3. Address employees’ requirements, needs and wishes regarding specific features and tools.
4. Use intuitive and user-friendly platforms and tools (i.e. harness the power of citizen developers) to avoid implementing a solution that is suitable in theory, but that is avoided in practice.
5. Educate your employees about the risks of shadow IT with the help of training courses.
6. Sensitise new employees to this topic during onboarding.

How can organisations prevent the formation of shadow IT?

Get a lay of the land

Firstly, you should get an overview of the current IT landscape, including potential inefficiencies or functional gaps.

1. Which applications and services are officially used in the company?
2. Which capabilities overlap?
3. Which applications and services in the existing software suite are used frequently and which are not?
4. Are there capabilities which employees use their own solutions to address?
5. Does the company use software solutions that are considered inefficient, unsuitable or outdated for other reasons?
6. What risks do the deployed shadow IT solutions pose in terms of data security and compliance?

Check whether your chosen business software meets all requirements

1. Does the existing IT infrastructure cover all business requirements?
2. Are the current solutions user-friendly, efficient and tailored to the employees’ work processes?
3. Have employees already fed back on the chosen software’s functionality and efficiency?
4. Which software solutions should be kept?
5. Which applications and services need replacing?
6. What alternatives can be offered to employees?
7. Has a process been introduced for systematically recording and evaluating new software requirements?

Take appropriate measures

1. Establish clear IT governance guidelines and a straightforward authorisation process for new tools and applications.
2. Provide opportunities for employees to communicate their requirements, feedback and wishes to the IT department.
3. Sensitise your employees to the risks of shadow IT with training courses and offer support for using the company software.
4. Regularly tailor your software stack to the business requirements and needs of your employees and establish an agile IT strategy to react flexibly to changes in requirements.
5. Promote an open feedback culture and keep an open dialogue with employees about their IT needs and challenges.
6. Work closely with the relevant departments to identify new software solutions, as they understand the requirements best.

How no-code platforms help prevent the formation of shadow IT

There will always be IT-savvy employees who can handle complicated solutions.

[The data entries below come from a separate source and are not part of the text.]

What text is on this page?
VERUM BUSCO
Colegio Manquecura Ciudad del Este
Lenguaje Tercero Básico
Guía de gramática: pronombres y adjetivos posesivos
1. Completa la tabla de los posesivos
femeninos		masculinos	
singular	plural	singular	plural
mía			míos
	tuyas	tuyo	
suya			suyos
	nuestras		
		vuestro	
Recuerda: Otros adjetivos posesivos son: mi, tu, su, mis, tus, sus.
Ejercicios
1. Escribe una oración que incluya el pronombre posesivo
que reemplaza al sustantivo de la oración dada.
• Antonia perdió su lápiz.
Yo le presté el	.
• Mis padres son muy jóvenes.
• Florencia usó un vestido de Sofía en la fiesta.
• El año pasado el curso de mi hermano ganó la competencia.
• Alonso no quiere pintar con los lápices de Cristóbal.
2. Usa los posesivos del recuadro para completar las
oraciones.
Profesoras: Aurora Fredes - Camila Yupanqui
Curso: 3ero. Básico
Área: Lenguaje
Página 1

However, these individuals should never be considered the benchmark. The steeper the learning curve of the software solutions used in a company, the more likely employees are to use their own solutions.

Experience shows that unauthorised shadow IT solutions can quickly take on a life of their own within an organisation. As soon as the relevant employee leaves the company, it becomes impossible to meet transparency and security requirements. Identifying how and which data has been affected and which unauthorised in-house solutions have been used is a major challenge.